Enforcing Environmental Regulations in China: Role of Citizens, Courts, and Agencies
Enforcing Environmental Regulations in China: Role of Citizens, Courts, and Agencies
Abstract: The promulgation of the Administrative Litigation Law (ALL) in 1989 was widely regarded as the milestone in the development of rule of law in China. The primary objective of the ALL is to empower ordinary citizens to challenge regulatory decisions in courts. A minor clause in the ALL allows administrative agencies to sue regulated parties for non-compliance with administrative decisions. A key paradox found in this study is that agencies, environmental protection bureaus (EPBs) in this context, deployed the ALL far more extensively than citizens, even though the original intent of the ALL was to empower citizens over agencies. This was largely driven by a set of incentives faced by the courts and EPBs. As the incentives removed, the number of court cases filed by EPBs declined. Despite the small number of court cases filed by citizens, the cases demonstrated the long-term potential of placing administrative enforcement behaviour under the supervision of courts and citizens and for enhancing the sensitivity of EPBs to aspects of the rule of law. The findings of this study have important theoretical implications for the field of regulation, enforcement, and legal institutions.

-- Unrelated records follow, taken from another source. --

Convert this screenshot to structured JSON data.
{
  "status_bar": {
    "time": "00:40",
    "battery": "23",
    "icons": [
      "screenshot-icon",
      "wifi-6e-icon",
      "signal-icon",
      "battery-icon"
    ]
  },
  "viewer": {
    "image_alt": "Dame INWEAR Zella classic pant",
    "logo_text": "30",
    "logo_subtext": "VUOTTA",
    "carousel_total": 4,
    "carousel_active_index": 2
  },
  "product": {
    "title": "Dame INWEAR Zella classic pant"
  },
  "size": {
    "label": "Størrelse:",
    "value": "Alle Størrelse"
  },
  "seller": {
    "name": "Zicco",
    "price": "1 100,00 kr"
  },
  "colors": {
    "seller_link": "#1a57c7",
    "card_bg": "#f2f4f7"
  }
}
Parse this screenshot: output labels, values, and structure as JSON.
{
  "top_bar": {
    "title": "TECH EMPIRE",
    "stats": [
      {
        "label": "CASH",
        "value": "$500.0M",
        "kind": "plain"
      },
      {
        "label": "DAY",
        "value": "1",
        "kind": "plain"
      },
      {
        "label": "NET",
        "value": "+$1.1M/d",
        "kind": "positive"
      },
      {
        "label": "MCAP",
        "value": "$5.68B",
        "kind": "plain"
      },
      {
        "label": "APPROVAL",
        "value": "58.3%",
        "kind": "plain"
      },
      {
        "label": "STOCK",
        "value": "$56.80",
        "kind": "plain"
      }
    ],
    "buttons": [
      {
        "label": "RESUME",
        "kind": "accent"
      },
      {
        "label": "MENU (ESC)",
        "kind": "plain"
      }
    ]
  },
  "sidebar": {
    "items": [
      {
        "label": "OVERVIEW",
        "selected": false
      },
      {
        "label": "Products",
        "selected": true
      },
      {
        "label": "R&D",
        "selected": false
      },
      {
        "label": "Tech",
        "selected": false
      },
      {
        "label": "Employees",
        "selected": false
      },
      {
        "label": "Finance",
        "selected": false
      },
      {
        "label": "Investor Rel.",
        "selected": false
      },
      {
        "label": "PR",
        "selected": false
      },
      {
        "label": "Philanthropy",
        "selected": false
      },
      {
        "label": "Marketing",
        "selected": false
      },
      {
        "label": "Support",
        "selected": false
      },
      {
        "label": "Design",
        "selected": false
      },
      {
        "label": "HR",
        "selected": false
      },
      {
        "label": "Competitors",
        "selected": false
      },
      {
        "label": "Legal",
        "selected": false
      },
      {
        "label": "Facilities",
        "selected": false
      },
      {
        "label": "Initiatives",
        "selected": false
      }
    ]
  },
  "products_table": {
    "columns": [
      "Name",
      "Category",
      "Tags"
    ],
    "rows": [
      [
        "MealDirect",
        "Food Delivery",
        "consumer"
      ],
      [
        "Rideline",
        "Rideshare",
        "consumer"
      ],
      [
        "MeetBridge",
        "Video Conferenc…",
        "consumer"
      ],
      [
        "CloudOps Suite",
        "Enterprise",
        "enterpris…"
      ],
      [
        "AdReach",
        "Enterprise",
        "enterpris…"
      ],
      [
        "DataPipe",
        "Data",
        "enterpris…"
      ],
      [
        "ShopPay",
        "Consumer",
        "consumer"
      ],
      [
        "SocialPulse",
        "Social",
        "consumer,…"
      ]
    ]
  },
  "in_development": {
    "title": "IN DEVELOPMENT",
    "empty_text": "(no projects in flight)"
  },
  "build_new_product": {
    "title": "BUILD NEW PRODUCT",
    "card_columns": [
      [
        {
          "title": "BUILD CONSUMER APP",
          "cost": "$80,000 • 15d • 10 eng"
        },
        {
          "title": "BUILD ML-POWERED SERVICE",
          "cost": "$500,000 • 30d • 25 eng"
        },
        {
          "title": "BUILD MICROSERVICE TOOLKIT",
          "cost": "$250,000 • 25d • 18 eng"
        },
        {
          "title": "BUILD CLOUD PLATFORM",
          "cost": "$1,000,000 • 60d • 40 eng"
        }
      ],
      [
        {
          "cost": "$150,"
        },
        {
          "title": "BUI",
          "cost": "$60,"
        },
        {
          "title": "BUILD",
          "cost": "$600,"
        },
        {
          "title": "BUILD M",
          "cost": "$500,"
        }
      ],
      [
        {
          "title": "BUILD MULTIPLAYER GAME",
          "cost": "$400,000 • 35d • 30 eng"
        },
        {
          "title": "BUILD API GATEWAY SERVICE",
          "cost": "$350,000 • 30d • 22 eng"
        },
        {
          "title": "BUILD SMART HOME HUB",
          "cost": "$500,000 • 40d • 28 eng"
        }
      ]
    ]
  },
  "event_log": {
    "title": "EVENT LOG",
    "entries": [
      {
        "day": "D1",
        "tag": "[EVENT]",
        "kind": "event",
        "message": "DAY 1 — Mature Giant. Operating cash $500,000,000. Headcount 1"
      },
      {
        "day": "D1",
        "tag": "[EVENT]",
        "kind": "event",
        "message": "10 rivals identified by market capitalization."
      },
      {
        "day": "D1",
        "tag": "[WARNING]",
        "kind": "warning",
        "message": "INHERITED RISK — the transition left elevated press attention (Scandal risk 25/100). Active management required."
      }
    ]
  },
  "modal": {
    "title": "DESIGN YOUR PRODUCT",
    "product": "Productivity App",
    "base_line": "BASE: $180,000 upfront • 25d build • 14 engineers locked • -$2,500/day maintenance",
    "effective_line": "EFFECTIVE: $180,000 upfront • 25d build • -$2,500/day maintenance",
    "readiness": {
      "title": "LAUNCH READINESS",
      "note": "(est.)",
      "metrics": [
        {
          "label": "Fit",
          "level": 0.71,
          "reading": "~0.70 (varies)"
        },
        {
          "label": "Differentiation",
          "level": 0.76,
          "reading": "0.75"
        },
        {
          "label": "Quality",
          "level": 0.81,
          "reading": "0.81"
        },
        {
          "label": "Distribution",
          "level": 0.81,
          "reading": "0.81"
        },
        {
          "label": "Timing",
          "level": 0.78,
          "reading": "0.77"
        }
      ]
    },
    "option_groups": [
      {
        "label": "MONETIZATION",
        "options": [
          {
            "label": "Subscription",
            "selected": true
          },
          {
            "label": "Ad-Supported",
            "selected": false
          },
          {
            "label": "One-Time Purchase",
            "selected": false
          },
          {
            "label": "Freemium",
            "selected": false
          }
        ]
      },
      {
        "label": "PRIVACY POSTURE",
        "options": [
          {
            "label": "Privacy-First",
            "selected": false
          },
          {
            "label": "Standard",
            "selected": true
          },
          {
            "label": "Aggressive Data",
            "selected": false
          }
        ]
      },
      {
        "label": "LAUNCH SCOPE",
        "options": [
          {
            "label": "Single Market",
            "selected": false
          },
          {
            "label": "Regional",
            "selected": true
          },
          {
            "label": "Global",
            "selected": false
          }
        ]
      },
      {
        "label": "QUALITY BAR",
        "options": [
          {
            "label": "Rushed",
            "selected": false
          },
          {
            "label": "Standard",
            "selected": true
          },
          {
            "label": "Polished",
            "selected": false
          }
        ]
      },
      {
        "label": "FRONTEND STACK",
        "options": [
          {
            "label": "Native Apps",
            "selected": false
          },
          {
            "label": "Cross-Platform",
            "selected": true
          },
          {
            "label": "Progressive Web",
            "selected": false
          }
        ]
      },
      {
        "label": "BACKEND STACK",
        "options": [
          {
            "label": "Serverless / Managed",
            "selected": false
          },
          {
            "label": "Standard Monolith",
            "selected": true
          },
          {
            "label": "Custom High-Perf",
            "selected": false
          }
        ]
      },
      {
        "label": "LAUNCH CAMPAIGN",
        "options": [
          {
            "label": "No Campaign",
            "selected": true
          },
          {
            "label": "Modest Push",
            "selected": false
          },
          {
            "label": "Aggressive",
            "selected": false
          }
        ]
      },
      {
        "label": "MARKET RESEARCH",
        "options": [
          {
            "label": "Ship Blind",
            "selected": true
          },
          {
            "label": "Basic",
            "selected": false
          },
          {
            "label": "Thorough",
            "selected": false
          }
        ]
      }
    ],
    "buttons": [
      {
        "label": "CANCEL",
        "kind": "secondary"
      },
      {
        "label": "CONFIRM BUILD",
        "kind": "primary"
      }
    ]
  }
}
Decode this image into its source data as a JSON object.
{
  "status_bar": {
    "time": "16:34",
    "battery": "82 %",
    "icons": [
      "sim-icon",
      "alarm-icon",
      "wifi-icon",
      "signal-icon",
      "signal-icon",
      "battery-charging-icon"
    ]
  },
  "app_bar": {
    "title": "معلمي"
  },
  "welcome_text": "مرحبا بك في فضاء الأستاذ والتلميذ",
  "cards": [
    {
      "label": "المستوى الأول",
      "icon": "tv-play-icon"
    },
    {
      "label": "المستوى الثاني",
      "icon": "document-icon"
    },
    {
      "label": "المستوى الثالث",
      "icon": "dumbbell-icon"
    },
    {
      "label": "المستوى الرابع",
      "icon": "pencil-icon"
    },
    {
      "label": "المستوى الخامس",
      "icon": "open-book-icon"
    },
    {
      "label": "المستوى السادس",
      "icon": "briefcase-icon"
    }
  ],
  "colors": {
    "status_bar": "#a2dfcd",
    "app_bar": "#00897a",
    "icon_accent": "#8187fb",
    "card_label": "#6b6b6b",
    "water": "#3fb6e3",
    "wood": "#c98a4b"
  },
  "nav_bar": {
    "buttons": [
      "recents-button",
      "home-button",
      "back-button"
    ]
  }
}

Short Bio: Xuehua Zhang is Professor of Environmental Policy at the Institute of New Energy and Low Carbon Technology, Sichuan University of China. Her area of research interests is environmental policy-making, enforcement and compliance, coordinated pollution control, low carbon rural development, public participation and environmental legal institutions. She received her PhD from Emmet Interdisciplinary Program in Environment and Resources at Stanford University with a focus on environmental law, institutions, and economics. Before that, she was a policy analyst at Resources for the Future, a prominent environmental economics think-tank in Washington DC. She has contributed to the international policy community and its understanding about the actual functions and operations of China’s environmental regulatory system, mostly through providing consulting services to governments and international organizations such as World Bank, UNEP, Energy Foundation, US Environmental Protection Agency, Natural Resources Defense Council, Environmental Defense Council, Ministry of Environmental Protection of China, and Climate Policy Initiative in San Francisco. Currently she is leading an effort of establishing a project that incorporates industrial and agricultural pollution control and ecological farming to explore innovative approaches for protecting the drinking water sources area in Chengdu, China. The project will also examine the environmental and social impacts of the ongoing large-scale urbanization on China’s peri-urban and rural areas.